Ministros do STF defendem impedimento de Toffoli no caso Master

Ministro Dias Toffoli presidindo a sessão da 2ª Turma do STF

Ministros do Supremo Tribunal Federal (STF) defendem, nos bastidores, que o ministro Dias Toffoli se declare impedido de participar do julgamento da nova fase da Operação Compliance Zero, que pode confirmar a prisão do banqueiro Daniel Vorcaro, dono do Banco Master.

De forma reservada, magistrados avaliam que não há impedimento técnico obrigatório para a participação de Toffoli no julgamento. segundo apuração do O Globo. Ainda assim, consideram que a declaração de impedimento poderia encerrar a controvérsia envolvendo o ministro e o caso.

O episódio provocou questionamentos internos no tribunal e levou à saída de Toffoli da relatoria do inquérito no mês passado. Após a decisão, o processo foi redistribuído por sorteio ao ministro André Mendonça.

Julgamento ocorrerá na Segunda Turma

A decisão de Mendonça que determinou a prisão de Vorcaro será analisada pela Segunda Turma do STF em julgamento no plenário virtual, previsto para começar no dia 13 de março.

O colegiado decidirá se mantém ou revoga a prisão preventiva do empresário.

A Segunda Turma é composta pelos ministros André Mendonça, Gilmar Mendes, Nunes Marques, Luiz Fux e Dias Toffoli.

Caso Toffoli decida se declarar impedido, ele não participará da análise do caso.

Possível impacto no resultado

Se o ministro se afastar do julgamento, existe a possibilidade de empate na votação. Nesse cenário, prevalece a decisão mais favorável ao réu.

A declaração de impedimento ou suspeição depende de manifestação do próprio magistrado. Nos julgamentos virtuais, o ministro registra a decisão diretamente na plataforma do tribunal.

Saída da relatoria

Toffoli deixou a relatoria do caso Master após reunião convocada pelo então presidente do STF, Edson Fachin, para discutir relatório da Polícia Federal que mencionava o nome do ministro em mensagens encontradas no celular de Vorcaro.

O ministro confirmou que foi sócio de uma empresa que vendeu participação em um resort ligado ao caso, mas afirmou que não recebeu valores do banqueiro e que não possui relação de amizade com ele.
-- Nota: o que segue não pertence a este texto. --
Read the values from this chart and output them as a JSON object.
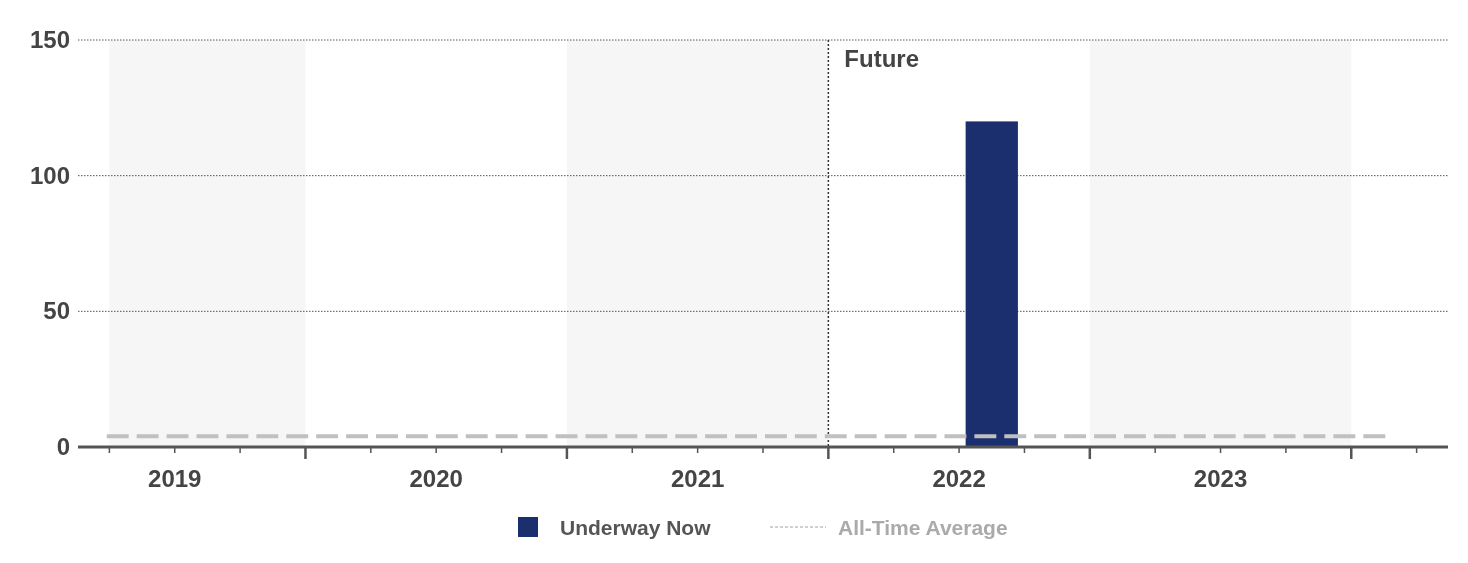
{
  "chart_data": {
    "type": "bar",
    "series": [
      {
        "name": "Underway Now",
        "color": "#1b2f6e",
        "x": [
          2022.625
        ],
        "values": [
          120
        ]
      },
      {
        "name": "All-Time Average",
        "type": "line",
        "color": "#c0c0c0",
        "line_style": "dashed",
        "x": [
          2019.24,
          2024.13
        ],
        "values": [
          4,
          4
        ]
      }
    ],
    "xlim": [
      2019.13,
      2024.37
    ],
    "xticks": [
      {
        "value": 2019.25,
        "label": null
      },
      {
        "value": 2019.5,
        "label": "2019"
      },
      {
        "value": 2019.75,
        "label": null
      },
      {
        "value": 2020,
        "label": null
      },
      {
        "value": 2020.25,
        "label": null
      },
      {
        "value": 2020.5,
        "label": "2020"
      },
      {
        "value": 2020.75,
        "label": null
      },
      {
        "value": 2021,
        "label": null
      },
      {
        "value": 2021.25,
        "label": null
      },
      {
        "value": 2021.5,
        "label": "2021"
      },
      {
        "value": 2021.75,
        "label": null
      },
      {
        "value": 2022,
        "label": null
      },
      {
        "value": 2022.25,
        "label": null
      },
      {
        "value": 2022.5,
        "label": "2022"
      },
      {
        "value": 2022.75,
        "label": null
      },
      {
        "value": 2023,
        "label": null
      },
      {
        "value": 2023.25,
        "label": null
      },
      {
        "value": 2023.5,
        "label": "2023"
      },
      {
        "value": 2023.75,
        "label": null
      },
      {
        "value": 2024,
        "label": null
      },
      {
        "value": 2024.25,
        "label": null
      }
    ],
    "ylim": [
      0,
      150
    ],
    "yticks": [
      0,
      50,
      100,
      150
    ],
    "grid": "y",
    "ref_lines": [
      {
        "axis": "x",
        "value": 2022,
        "label": "Future",
        "color": "#333333",
        "line_style": "dotted"
      }
    ],
    "bands": [
      {
        "axis": "x",
        "from": 2019.25,
        "to": 2020,
        "color": "#f6f6f6"
      },
      {
        "axis": "x",
        "from": 2021,
        "to": 2022,
        "color": "#f6f6f6"
      },
      {
        "axis": "x",
        "from": 2023,
        "to": 2024,
        "color": "#f6f6f6"
      }
    ],
    "legend": "bottom"
  }
}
Após a saída de Toffoli da relatoria, uma ação de suspeição contra o ministro foi arquivada.

Investigação do Banco Master

A decisão que será analisada pela Segunda Turma autorizou a terceira fase da Operação Compliance Zero.

A investigação da Polícia Federal apura suspeitas de fraudes financeiras envolvendo o Banco Master, com indícios de crimes como gestão fraudulenta, corrupção, lavagem de dinheiro e organização criminosa.
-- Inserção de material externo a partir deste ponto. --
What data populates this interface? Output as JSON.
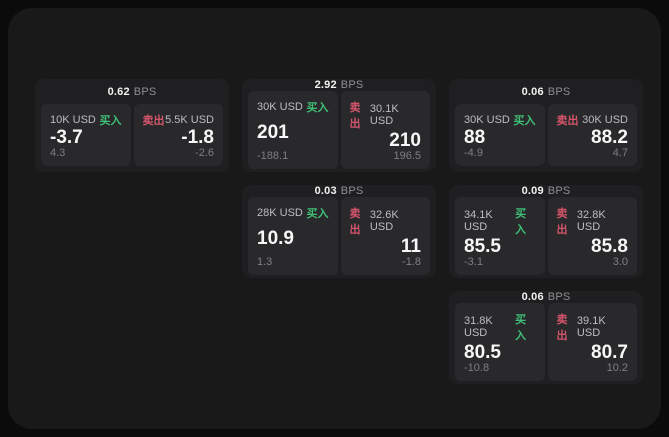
{
  "labels": {
    "bps_suffix": "BPS",
    "buy": "买入",
    "sell": "卖出"
  },
  "colors": {
    "page_bg": "#0b0b0c",
    "window_bg": "#19191a",
    "card_bg": "#1f1f21",
    "panel_bg": "#29292b",
    "buy_green": "#3fbf77",
    "sell_red": "#d4556b",
    "price_text": "#f7f7f7",
    "muted_text": "#7f7f82"
  },
  "cards": [
    {
      "bps": "0.62",
      "buy": {
        "amount": "10K USD",
        "price": "-3.7",
        "delta": "4.3"
      },
      "sell": {
        "amount": "5.5K USD",
        "price": "-1.8",
        "delta": "-2.6"
      }
    },
    {
      "bps": "2.92",
      "buy": {
        "amount": "30K USD",
        "price": "201",
        "delta": "-188.1"
      },
      "sell": {
        "amount": "30.1K USD",
        "price": "210",
        "delta": "196.5"
      }
    },
    {
      "bps": "0.06",
      "buy": {
        "amount": "30K USD",
        "price": "88",
        "delta": "-4.9"
      },
      "sell": {
        "amount": "30K USD",
        "price": "88.2",
        "delta": "4.7"
      }
    },
    {
      "bps": "0.03",
      "buy": {
        "amount": "28K USD",
        "price": "10.9",
        "delta": "1.3"
      },
      "sell": {
        "amount": "32.6K USD",
        "price": "11",
        "delta": "-1.8"
      }
    },
    {
      "bps": "0.09",
      "buy": {
        "amount": "34.1K USD",
        "price": "85.5",
        "delta": "-3.1"
      },
      "sell": {
        "amount": "32.8K USD",
        "price": "85.8",
        "delta": "3.0"
      }
    },
    {
      "bps": "0.06",
      "buy": {
        "amount": "31.8K USD",
        "price": "80.5",
        "delta": "-10.8"
      },
      "sell": {
        "amount": "39.1K USD",
        "price": "80.7",
        "delta": "10.2"
      }
    }
  ]
}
Segundo investigadores, o esquema teria utilizado estruturas do mercado financeiro para captar recursos e movimentar ativos de alto risco ou de baixa liquidez, além de operações utilizadas para ocultar prejuízos e desviar valores.

A operação já teve três fases. A primeira ocorreu em novembro de 2025 e investigou a venda de carteiras de crédito sem lastro. A segunda, em janeiro de 2026, ampliou o foco para fundos de investimento ligados à gestora Reag. A terceira fase incluiu novas prisões e medidas cautelares contra investigados ligados ao caso.